Its outlook is generally positive.
For arable crops it says the situation is particularly good, with yields up 5% and markets strong. It says farmers are well placed to absorb higher costs.
On livestock it says prices are sufficiently good for most producers to be able to live with higher costs. It says that across the EU what was a good grass year will help keep down winter feed costs.
For the dairy sector it suggests production will remain stable, with increases coming from greater productivity, while markets are also stable.
Beef production in the EU will continue to decline, poultry will suffer the effects of rising input costs, but pigs are deemed a potential problem area. This is because of rising production, weaker export demand and higher costs.
EU farm ministers have debated the consequences of rising fertiliser prices on the back of rising energy costs.
A document to the farm council from Poland warned of dire consequences if solutions are not found.
Rising costs are a major issue in the EU, because of its dependence on Russian gas.
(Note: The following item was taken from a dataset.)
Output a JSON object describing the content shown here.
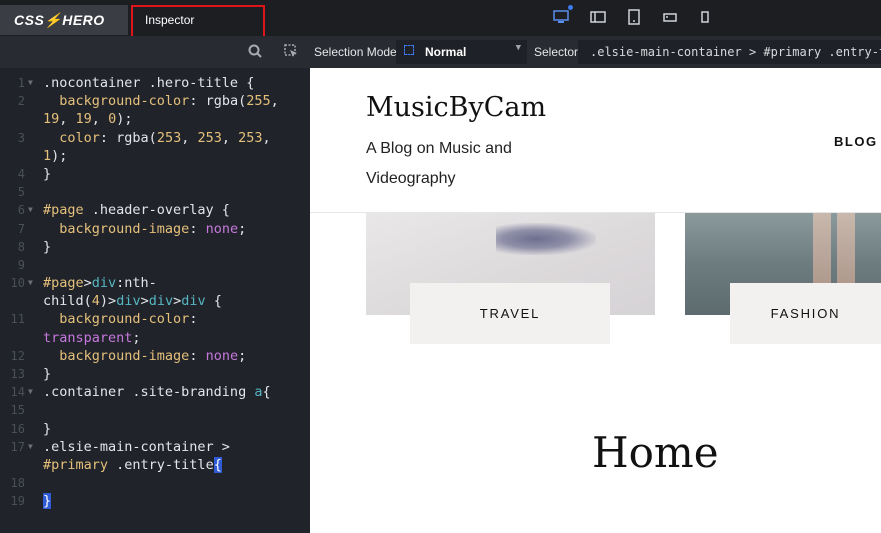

Even before the current spike the World Bank global fertiliser price index doubled in a year to stand at its highest level since 2013.
This was in June and since then things have got significantly worse, with production scaled back as manufacturers struggle with rising costs.
Some ministers called for crisis support for farmers, but the Commission is hoping higher commodity prices will ease some of the pressure while gambling the spike will pass. However it will face more pressure to act on fertiliser costs in the months ahead.
Meanwhile, the proposals from the European Commission to tackle the problems around the Northern Ireland protocol could ease some trade tensions.
The protocol, which keeps Northern Ireland in the EU single market, has created problems in key parts of Scottish agriculture, led by livestock. Red tape has made normal trade for shows and sales impossible.
The concessions would ease red tape but the rules would still be in place, meaning the current problems would be reduced rather than solved for the agricultural industry.
What is on the table is only a starting point for further negotiations and evidence that Brussels, if not London, is committed to delivering practical solutions.
Brussels is adamant however that Northern Ireland must remain in the single market to avoid a hard border in Ireland.
- Richard Wright is an agricultural industry commentator.